January 13, 2006 | Commentary on Middle East
It is not every day one is lectured on national security by a
top Israeli general, and a lecture from Ariel Sharon is not
something you soon forget. Personally, I have never forgotten the
afternoon in the early 1990s, when Sharon came to tea (tea, of all
things!) at The Washington Times, and taught me why military men
almost always make more sense than politicians.
So, here's hoping that the Israeli prime minister will recover from his stroke of last week and be around to deliver many more lessons to ignorant scribes who need it, even if his days in politics now seem to have come to an end.
In my case, it was a naïve question about the West Bank settlements that set Mr. Sharon off. This observer, could not help wondering why the settlements were allowed to be such an obstacle not only to peace, but also to relations with Israel's most important international ally, the United States. It will be recalled that the first Bush administration under Secretary of State James Baker had deployed pretty heavy-handed tactics to make Israel stop building settlements
"You are looking at this the wrong way," Sharon said, drawing a map on his napkin. "The settlements are essential for Israel's security. If we are attacked from the East, we need the settlements for our field hospitals, and we need them to protect our supply lines. That's why I put them there." Coming, as this corrective did, from the former housing minister who planned Israel's settlement policy, in a stroke, it all made a lot more sense.
More than anything Mr. Sharon has been a pragmatic politician, who put Israel's security before the search for peace. He allowed the Israeli security fence to go up, as the enemy today is Palestinian suicide terrorist more so than the threat of military invasion from the east. He unilaterally ordered the withdrawal from Gaza, when it stopped seeming worth the cost of defending it, and he dismantled a number of settlements in the West Bank, though was clearly intent though on keeping others permanent. None of these moves were to be found in the "Road Map to Peace."
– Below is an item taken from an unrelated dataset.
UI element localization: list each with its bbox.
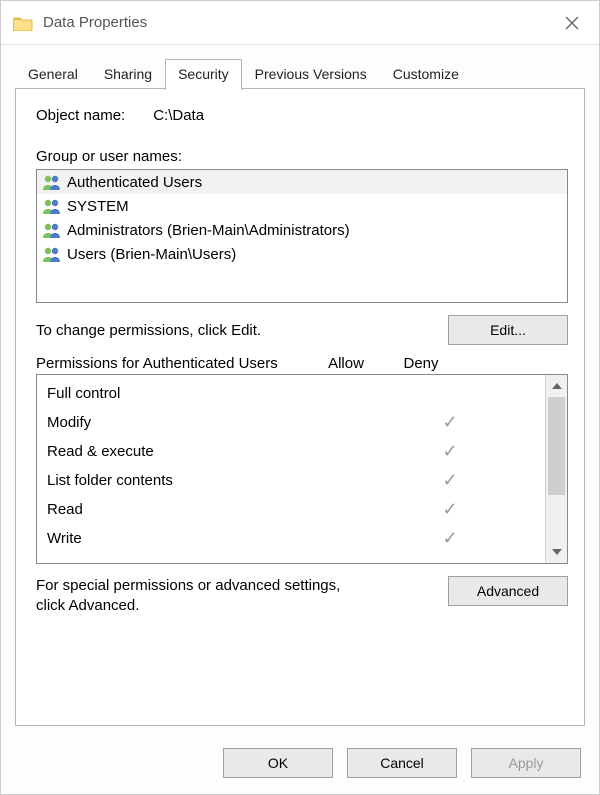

And most recently, he left the party he helped form, Likud, in order to form a new one, the Kadima (Forward") Party, which have drawn supporters from both the right and the left in Israel. Before Mr. Sharon's medical emergency, Kadima stood to win by a landslide in the parliamentary elections scheduled for March. If one were to sum up his approach, it would be peace through security, rather than security through peace.
As it happens, Palestinians -- many of whom were busy cheering when the news came of Mr. Sharon's stroke -- might find that they stand to lose more than Israelis if he is unable to return to politics, as seems highly unlikely. As a pragmatist, Mr. Sharon would have been better equipped to deal with the messy result that is likely to ensue will probably have the effect of boosting the Israeli right as things stand now.
Palestinian elections are coming up on January 25, strongly encouraged by the Bush administration, which pressured the Israeli government to permit voting to take place in East Jerusalem for the first time. U.S. Secretary of State Condoleezza Rice has stated that nothing should be allowed to derail the Palestinian electoral process, which means placing a lot of faith in a process that is likely to throw up some not very appealing results.
The late Yasser Arafat's ruling Fatah Party is in a state of disarray. Palestinian Prime Minister Mahmoud Abbas has shown himself to be ineffectual and indecisive and is facing leadership challenges from a younger generation within Fatah. Meanwhile, Hamas, which is essentially a terrorist organization with a political wing, could well be the winner of the election.
Given that Hamas remains programmatically pledged to the destruction of Israel, the future of the peace process would look none too bright. Anyone who has doubts about the difficulty of bringing a terrorist movement into a political process may take Northern Ireland as an example, where the IRA's refusal to give up arms constantly calls into doubt the peaceful commitment of its political arm, the Sinn Fein.
In the absence of a leader with a pragmatic approach like Mr. Sharon, we could well be looking at an increasingly tense situation between Israelis and Palestinians. His vision and his guiding hand will be missed.